The Biblical Illustrator
Proverbs 8:6
Hear; for I will speak of excellent things.
The excellency of wisdom
Wisdom is represented as making a public appearance in a rude, ignorant, and corrupt world, loudly proclaiming her doctrines and counsels, and calling upon all men to hearken to them. What consideration could be more powerful to engage their attention than this, that she speaketh of “excellent things”: the opening of her lips is of “right things,” and her mouth speaketh “truth.” I propose to show that this is the just character of the instructions and precepts of religious virtue.
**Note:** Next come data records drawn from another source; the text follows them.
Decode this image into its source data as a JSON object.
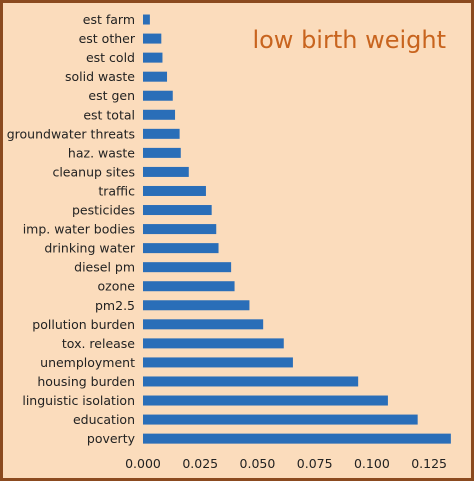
{
  "chart_data": {
    "type": "bar",
    "orientation": "horizontal",
    "title": "low birth weight",
    "xlabel": "",
    "ylabel": "",
    "xlim": [
      0,
      0.135
    ],
    "xticks": [
      "0.000",
      "0.025",
      "0.050",
      "0.075",
      "0.100",
      "0.125"
    ],
    "grid": false,
    "categories": [
      "est farm",
      "est other",
      "est cold",
      "solid waste",
      "est gen",
      "est total",
      "groundwater threats",
      "haz. waste",
      "cleanup sites",
      "traffic",
      "pesticides",
      "imp. water bodies",
      "drinking water",
      "diesel pm",
      "ozone",
      "pm2.5",
      "pollution burden",
      "tox. release",
      "unemployment",
      "housing burden",
      "linguistic isolation",
      "education",
      "poverty"
    ],
    "values": [
      0.003,
      0.008,
      0.0085,
      0.0105,
      0.013,
      0.014,
      0.016,
      0.0165,
      0.02,
      0.0275,
      0.03,
      0.032,
      0.033,
      0.0385,
      0.04,
      0.0465,
      0.0525,
      0.0615,
      0.0655,
      0.094,
      0.107,
      0.12,
      0.1345
    ],
    "colors": {
      "bar": "#2a6eb8",
      "background": "#fbdcbc",
      "frame": "#8b4a1f",
      "title": "#c8641e"
    }
  }
}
I. The excellence of the doctrines and injunctions of wisdom, absolutely and in themselves. We must fix an idea of excellence, making it the standard whereby to try everything which pretendeth to that character. There must be some common and plain rule wherein all men are agreed, and which must have so deep a foundation in nature as the necessary invariable determination of our minds. If you suppose the character of excellent and right to be the result of arbitrary human constitutions, it would never be uniform. But our notions of excellent and right are before the consideration of all laws, appointments, orders, and instructions whatsoever; for we bring all these to the test in our own minds, and try them by a sense which we have prior to any of them. Nor does this sense depend on any positive declaration of God’s will. The original idea of excellence is essential to our nature. It is one of those perceptions to which we are necessarily determined when the object fitted to excite it is presented to us. There is a test, or power of discerning, in the mind. And this discerns the excellency of religious things. Set right and true against their opposites, in any case wherein you are competent judges, and you will see to which of them your own minds must necessarily give the preference. There is eternal truth in all God’s testimonies; they are founded on self-evident maxims.
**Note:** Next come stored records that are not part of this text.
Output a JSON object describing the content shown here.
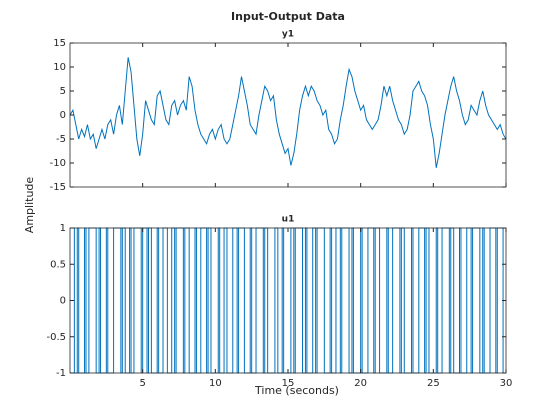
{
  "figure": {
    "title": "Input-Output Data",
    "xlabel": "Time (seconds)",
    "ylabel": "Amplitude"
  },
  "chart_data": [
    {
      "type": "line",
      "title": "y1",
      "color": "#0072bd",
      "xlim": [
        0,
        30
      ],
      "xticks": [
        5,
        10,
        15,
        20,
        25,
        30
      ],
      "ylim": [
        -15,
        15
      ],
      "yticks": [
        -15,
        -10,
        -5,
        0,
        5,
        10,
        15
      ],
      "x": [
        0,
        0.2,
        0.4,
        0.6,
        0.8,
        1,
        1.2,
        1.4,
        1.6,
        1.8,
        2,
        2.2,
        2.4,
        2.6,
        2.8,
        3,
        3.2,
        3.4,
        3.6,
        3.8,
        4,
        4.2,
        4.4,
        4.6,
        4.8,
        5,
        5.2,
        5.4,
        5.6,
        5.8,
        6,
        6.2,
        6.4,
        6.6,
        6.8,
        7,
        7.2,
        7.4,
        7.6,
        7.8,
        8,
        8.2,
        8.4,
        8.6,
        8.8,
        9,
        9.2,
        9.4,
        9.6,
        9.8,
        10,
        10.2,
        10.4,
        10.6,
        10.8,
        11,
        11.2,
        11.4,
        11.6,
        11.8,
        12,
        12.2,
        12.4,
        12.6,
        12.8,
        13,
        13.2,
        13.4,
        13.6,
        13.8,
        14,
        14.2,
        14.4,
        14.6,
        14.8,
        15,
        15.2,
        15.4,
        15.6,
        15.8,
        16,
        16.2,
        16.4,
        16.6,
        16.8,
        17,
        17.2,
        17.4,
        17.6,
        17.8,
        18,
        18.2,
        18.4,
        18.6,
        18.8,
        19,
        19.2,
        19.4,
        19.6,
        19.8,
        20,
        20.2,
        20.4,
        20.6,
        20.8,
        21,
        21.2,
        21.4,
        21.6,
        21.8,
        22,
        22.2,
        22.4,
        22.6,
        22.8,
        23,
        23.2,
        23.4,
        23.6,
        23.8,
        24,
        24.2,
        24.4,
        24.6,
        24.8,
        25,
        25.2,
        25.4,
        25.6,
        25.8,
        26,
        26.2,
        26.4,
        26.6,
        26.8,
        27,
        27.2,
        27.4,
        27.6,
        27.8,
        28,
        28.2,
        28.4,
        28.6,
        28.8,
        29,
        29.2,
        29.4,
        29.6,
        29.8,
        30
      ],
      "values": [
        0,
        1,
        -2,
        -5,
        -3,
        -4.5,
        -2,
        -5,
        -4,
        -7,
        -5,
        -3,
        -5,
        -2,
        -1,
        -4,
        0,
        2,
        -2,
        5,
        12,
        9,
        2,
        -5,
        -8.5,
        -4,
        3,
        1,
        -1,
        -2,
        4,
        5,
        2,
        -1,
        -2,
        2,
        3,
        0,
        2,
        3,
        1,
        8,
        6,
        1,
        -2,
        -4,
        -5,
        -6,
        -4,
        -3,
        -5,
        -3,
        -2,
        -5,
        -6,
        -5,
        -2,
        1,
        4,
        8,
        5,
        2,
        -2,
        -3,
        -4,
        0,
        3,
        6,
        5,
        3,
        4,
        -1,
        -4,
        -6,
        -8,
        -7,
        -10.5,
        -8,
        -4,
        1,
        4,
        6,
        4,
        6,
        5,
        3,
        2,
        0,
        1,
        -3,
        -4,
        -6,
        -5,
        -1,
        2,
        6,
        9.5,
        8,
        5,
        3,
        1,
        2,
        -1,
        -2,
        -3,
        -2,
        -1,
        2,
        6,
        4,
        6,
        3,
        1,
        -1,
        -2,
        -4,
        -3,
        0,
        5,
        6,
        7,
        5,
        4,
        2,
        -2,
        -5,
        -11,
        -8,
        -4,
        0,
        3,
        6,
        8,
        5,
        3,
        0,
        -2,
        -1,
        2,
        1,
        0,
        3,
        5,
        2,
        0,
        -1,
        -2,
        -3,
        -2,
        -4,
        -5
      ]
    },
    {
      "type": "stairs",
      "title": "u1",
      "color": "#0072bd",
      "xlim": [
        0,
        30
      ],
      "xticks": [
        5,
        10,
        15,
        20,
        25,
        30
      ],
      "ylim": [
        -1,
        1
      ],
      "yticks": [
        -1,
        -0.5,
        0,
        0.5,
        1
      ],
      "x": [
        0,
        0.3,
        0.5,
        0.6,
        1,
        1.1,
        1.3,
        1.8,
        2,
        2.1,
        2.5,
        2.6,
        3,
        3.5,
        3.6,
        3.8,
        4.1,
        4.2,
        4.4,
        4.9,
        5,
        5.3,
        5.4,
        5.6,
        6,
        6.1,
        6.4,
        6.7,
        7,
        7.2,
        7.3,
        7.8,
        7.9,
        8.2,
        8.6,
        8.7,
        9,
        9.4,
        9.5,
        9.7,
        10.2,
        10.3,
        10.6,
        10.8,
        11.2,
        11.5,
        11.6,
        12,
        12.4,
        12.5,
        12.8,
        13.3,
        13.4,
        13.6,
        14.1,
        14.3,
        14.6,
        14.7,
        15.2,
        15.4,
        15.5,
        16,
        16.2,
        16.3,
        16.7,
        16.9,
        17,
        17.5,
        17.9,
        18,
        18.3,
        18.6,
        18.7,
        19.2,
        19.4,
        19.5,
        20,
        20.1,
        20.5,
        20.9,
        21,
        21.3,
        21.8,
        21.9,
        22.2,
        22.7,
        22.8,
        23,
        23.5,
        23.6,
        24,
        24.4,
        24.5,
        24.7,
        25.2,
        25.3,
        25.6,
        26.1,
        26.2,
        26.4,
        26.8,
        26.9,
        27.3,
        27.6,
        27.7,
        28.2,
        28.4,
        28.5,
        28.9,
        29.3,
        29.4,
        29.8
      ],
      "values": [
        1,
        -1,
        1,
        -1,
        1,
        -1,
        1,
        -1,
        1,
        -1,
        1,
        -1,
        1,
        -1,
        1,
        -1,
        1,
        -1,
        1,
        -1,
        1,
        -1,
        1,
        -1,
        1,
        -1,
        1,
        -1,
        1,
        -1,
        1,
        -1,
        1,
        -1,
        1,
        -1,
        1,
        -1,
        1,
        -1,
        1,
        -1,
        1,
        -1,
        1,
        -1,
        1,
        -1,
        1,
        -1,
        1,
        -1,
        1,
        -1,
        1,
        -1,
        1,
        -1,
        1,
        -1,
        1,
        -1,
        1,
        -1,
        1,
        -1,
        1,
        -1,
        1,
        -1,
        1,
        -1,
        1,
        -1,
        1,
        -1,
        1,
        -1,
        1,
        -1,
        1,
        -1,
        1,
        -1,
        1,
        -1,
        1,
        -1,
        1,
        -1,
        1,
        -1,
        1,
        -1,
        1,
        -1,
        1,
        -1,
        1,
        -1,
        1,
        -1,
        1,
        -1,
        1,
        -1,
        1,
        -1,
        1,
        -1,
        1,
        -1
      ]
    }
  ]
}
II. Compare the doctrines and precepts of wisdom with other things which are most valued by man, and show their superior worth. That wisdom is better than rubies, pearls, or whatever else can be described in this world, is shown--
1. In that none of them come up to the character of excellence before insisted on, and which must be attributed to wisdom. They all have only a limited and relative worth.
2. The most precious treasures of this world are not valued but with some regard to virtue, but religious wisdom is necessarily esteemed excellent independently of them, and without any manner of regard to them.
3. The things of this world, which rival wisdom in our esteem, have many inconveniences attending the acquisition and use of them, which do not affect this invaluable possession. Application:
(1)We should hear the counsels of wisdom, make it our choice, and use our utmost endeavours to attain it.
(2) We should entertain our minds with the excellency of wisdom as a very agreeable contemplation.
(3) The excellence of wisdom should affect the characters of men in our esteem, and regulate our regards to them. (J. Abernethy, M. A.)